裴砚点了八个护卫随行,加上车夫、管事和两个负责拆卸的工匠,一行十几人分乘三辆马车,沿着南下的官道往鹿鸣渡方向去。
裴砚故意没用裴府的徽记马车,三辆车用的都是京城车马行里最常见的素布帘青帷车,连护卫都换了便装,腰刀藏在氅衣底下。

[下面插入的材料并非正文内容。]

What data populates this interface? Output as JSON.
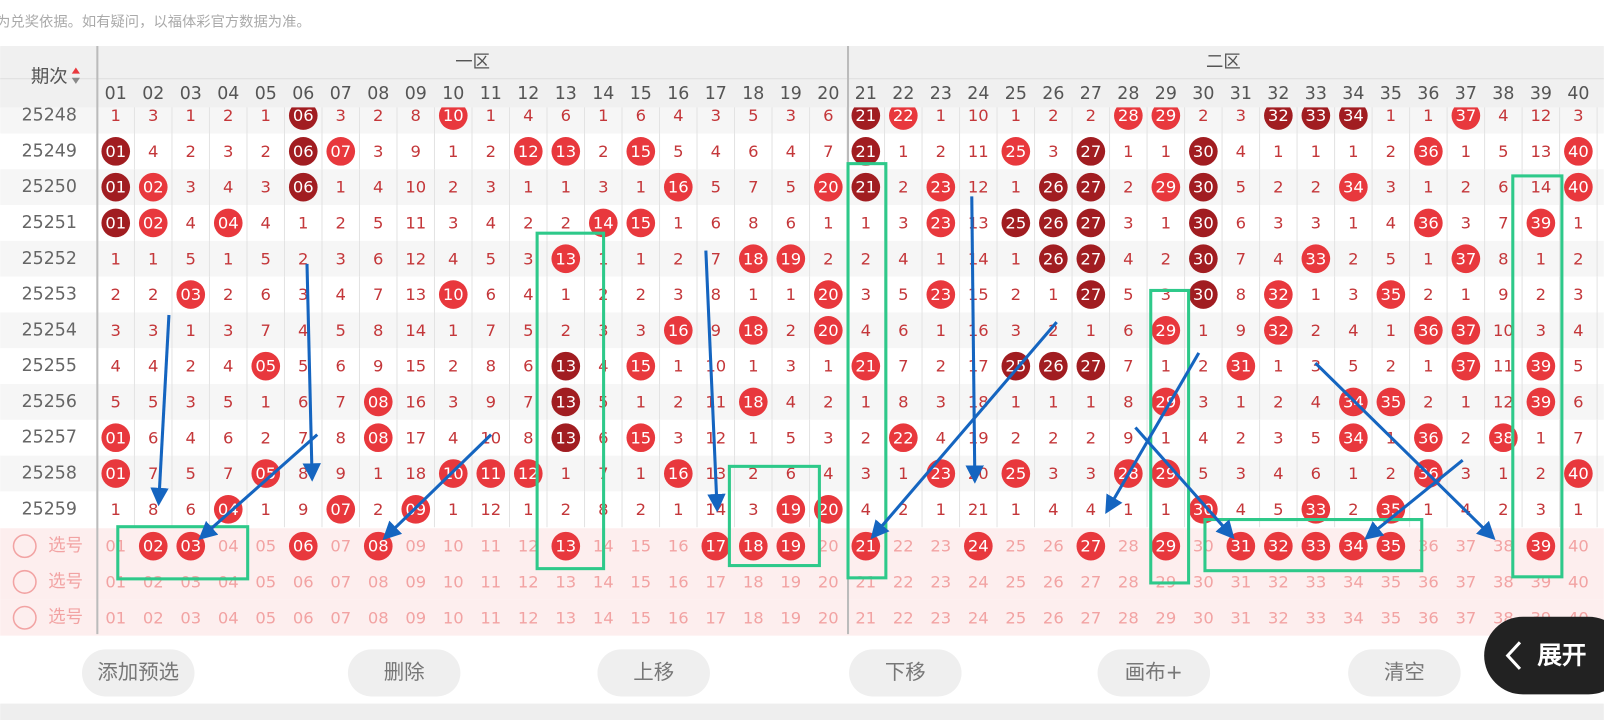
{
  "notice": "注：开奖结果来源于网络，仅供参考不作为兑奖依据。如有疑问，以福体彩官方数据为准。",
  "header": {
    "period_label": "期次",
    "zone1": "一区",
    "zone2": "二区",
    "columns": [
      "01",
      "02",
      "03",
      "04",
      "05",
      "06",
      "07",
      "08",
      "09",
      "10",
      "11",
      "12",
      "13",
      "14",
      "15",
      "16",
      "17",
      "18",
      "19",
      "20",
      "21",
      "22",
      "23",
      "24",
      "25",
      "26",
      "27",
      "28",
      "29",
      "30",
      "31",
      "32",
      "33",
      "34",
      "35",
      "36",
      "37",
      "38",
      "39",
      "40"
    ]
  },
  "colors": {
    "ball": "#e8383d",
    "dark": "#a11d21",
    "miss": "#c4373a",
    "pick": "#f2a3a3"
  },
  "rows": [
    {
      "period": "25248",
      "cells": [
        "1",
        "3",
        "1",
        "2",
        "1",
        "06",
        "3",
        "2",
        "8",
        "10",
        "1",
        "4",
        "6",
        "1",
        "6",
        "4",
        "3",
        "5",
        "3",
        "6",
        "21",
        "22",
        "1",
        "10",
        "1",
        "2",
        "2",
        "28",
        "29",
        "2",
        "3",
        "32",
        "33",
        "34",
        "1",
        "1",
        "37",
        "4",
        "12",
        "3"
      ],
      "dark": [
        "06",
        "21",
        "32",
        "33",
        "34"
      ]
    },
    {
      "period": "25249",
      "cells": [
        "01",
        "4",
        "2",
        "3",
        "2",
        "06",
        "07",
        "3",
        "9",
        "1",
        "2",
        "12",
        "13",
        "2",
        "15",
        "5",
        "4",
        "6",
        "4",
        "7",
        "21",
        "1",
        "2",
        "11",
        "25",
        "3",
        "27",
        "1",
        "1",
        "30",
        "4",
        "1",
        "1",
        "1",
        "2",
        "36",
        "1",
        "5",
        "13",
        "40"
      ],
      "dark": [
        "01",
        "06",
        "21",
        "27",
        "30"
      ]
    },
    {
      "period": "25250",
      "cells": [
        "01",
        "02",
        "3",
        "4",
        "3",
        "06",
        "1",
        "4",
        "10",
        "2",
        "3",
        "1",
        "1",
        "3",
        "1",
        "16",
        "5",
        "7",
        "5",
        "20",
        "21",
        "2",
        "23",
        "12",
        "1",
        "26",
        "27",
        "2",
        "29",
        "30",
        "5",
        "2",
        "2",
        "34",
        "3",
        "1",
        "2",
        "6",
        "14",
        "40"
      ],
      "dark": [
        "01",
        "06",
        "21",
        "26",
        "27",
        "30"
      ]
    },
    {
      "period": "25251",
      "cells": [
        "01",
        "02",
        "4",
        "04",
        "4",
        "1",
        "2",
        "5",
        "11",
        "3",
        "4",
        "2",
        "2",
        "14",
        "15",
        "1",
        "6",
        "8",
        "6",
        "1",
        "1",
        "3",
        "23",
        "13",
        "25",
        "26",
        "27",
        "3",
        "1",
        "30",
        "6",
        "3",
        "3",
        "1",
        "4",
        "36",
        "3",
        "7",
        "39",
        "1"
      ],
      "dark": [
        "01",
        "25",
        "26",
        "27",
        "30"
      ]
    },
    {
      "period": "25252",
      "cells": [
        "1",
        "1",
        "5",
        "1",
        "5",
        "2",
        "3",
        "6",
        "12",
        "4",
        "5",
        "3",
        "13",
        "1",
        "1",
        "2",
        "7",
        "18",
        "19",
        "2",
        "2",
        "4",
        "1",
        "14",
        "1",
        "26",
        "27",
        "4",
        "2",
        "30",
        "7",
        "4",
        "33",
        "2",
        "5",
        "1",
        "37",
        "8",
        "1",
        "2"
      ],
      "dark": [
        "26",
        "27",
        "30"
      ]
    },
    {
      "period": "25253",
      "cells": [
        "2",
        "2",
        "03",
        "2",
        "6",
        "3",
        "4",
        "7",
        "13",
        "10",
        "6",
        "4",
        "1",
        "2",
        "2",
        "3",
        "8",
        "1",
        "1",
        "20",
        "3",
        "5",
        "23",
        "15",
        "2",
        "1",
        "27",
        "5",
        "3",
        "30",
        "8",
        "32",
        "1",
        "3",
        "35",
        "2",
        "1",
        "9",
        "2",
        "3"
      ],
      "dark": [
        "27",
        "30"
      ]
    },
    {
      "period": "25254",
      "cells": [
        "3",
        "3",
        "1",
        "3",
        "7",
        "4",
        "5",
        "8",
        "14",
        "1",
        "7",
        "5",
        "2",
        "3",
        "3",
        "16",
        "9",
        "18",
        "2",
        "20",
        "4",
        "6",
        "1",
        "16",
        "3",
        "2",
        "1",
        "6",
        "29",
        "1",
        "9",
        "32",
        "2",
        "4",
        "1",
        "36",
        "37",
        "10",
        "3",
        "4"
      ],
      "dark": []
    },
    {
      "period": "25255",
      "cells": [
        "4",
        "4",
        "2",
        "4",
        "05",
        "5",
        "6",
        "9",
        "15",
        "2",
        "8",
        "6",
        "13",
        "4",
        "15",
        "1",
        "10",
        "1",
        "3",
        "1",
        "21",
        "7",
        "2",
        "17",
        "25",
        "26",
        "27",
        "7",
        "1",
        "2",
        "31",
        "1",
        "3",
        "5",
        "2",
        "1",
        "37",
        "11",
        "39",
        "5"
      ],
      "dark": [
        "13",
        "25",
        "26",
        "27"
      ]
    },
    {
      "period": "25256",
      "cells": [
        "5",
        "5",
        "3",
        "5",
        "1",
        "6",
        "7",
        "08",
        "16",
        "3",
        "9",
        "7",
        "13",
        "5",
        "1",
        "2",
        "11",
        "18",
        "4",
        "2",
        "1",
        "8",
        "3",
        "18",
        "1",
        "1",
        "1",
        "8",
        "29",
        "3",
        "1",
        "2",
        "4",
        "34",
        "35",
        "2",
        "1",
        "12",
        "39",
        "6"
      ],
      "dark": [
        "13"
      ]
    },
    {
      "period": "25257",
      "cells": [
        "01",
        "6",
        "4",
        "6",
        "2",
        "7",
        "8",
        "08",
        "17",
        "4",
        "10",
        "8",
        "13",
        "6",
        "15",
        "3",
        "12",
        "1",
        "5",
        "3",
        "2",
        "22",
        "4",
        "19",
        "2",
        "2",
        "2",
        "9",
        "1",
        "4",
        "2",
        "3",
        "5",
        "34",
        "1",
        "36",
        "2",
        "38",
        "1",
        "7"
      ],
      "dark": [
        "13"
      ]
    },
    {
      "period": "25258",
      "cells": [
        "01",
        "7",
        "5",
        "7",
        "05",
        "8",
        "9",
        "1",
        "18",
        "10",
        "11",
        "12",
        "1",
        "7",
        "1",
        "16",
        "13",
        "2",
        "6",
        "4",
        "3",
        "1",
        "23",
        "20",
        "25",
        "3",
        "3",
        "28",
        "29",
        "5",
        "3",
        "4",
        "6",
        "1",
        "2",
        "36",
        "3",
        "1",
        "2",
        "40"
      ],
      "dark": []
    },
    {
      "period": "25259",
      "cells": [
        "1",
        "8",
        "6",
        "04",
        "1",
        "9",
        "07",
        "2",
        "09",
        "1",
        "12",
        "1",
        "2",
        "8",
        "2",
        "1",
        "14",
        "3",
        "19",
        "20",
        "4",
        "2",
        "1",
        "21",
        "1",
        "4",
        "4",
        "1",
        "1",
        "30",
        "4",
        "5",
        "33",
        "2",
        "35",
        "1",
        "4",
        "2",
        "3",
        "1"
      ],
      "dark": []
    }
  ],
  "select_rows": [
    {
      "label": "选号",
      "picked": [
        "02",
        "03",
        "06",
        "08",
        "13",
        "17",
        "18",
        "19",
        "21",
        "24",
        "27",
        "29",
        "31",
        "32",
        "33",
        "34",
        "35",
        "39"
      ]
    },
    {
      "label": "选号",
      "picked": []
    },
    {
      "label": "选号",
      "picked": []
    }
  ],
  "buttons": [
    "添加预选",
    "删除",
    "上移",
    "下移",
    "画布+",
    "清空"
  ],
  "expand": "展开"
}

沈昭宁坐在第二辆马车里,膝盖上摊着鹿鸣渡的旧水路舆图。这张舆图是裴砚从水运司旧档里调出来的,纸已经泛黄发脆,折痕处裂了好几道口子,但上头标注的水路走向和渡口仓库位置依然清晰可辨。
她用指尖沿着舆图上的蓝色水线慢慢划过,从京城南门外的运河码头一路往南,经过三个水闸、两个驿站,最后在一个标注着“鹿鸣渡”的小黑点旁边停住。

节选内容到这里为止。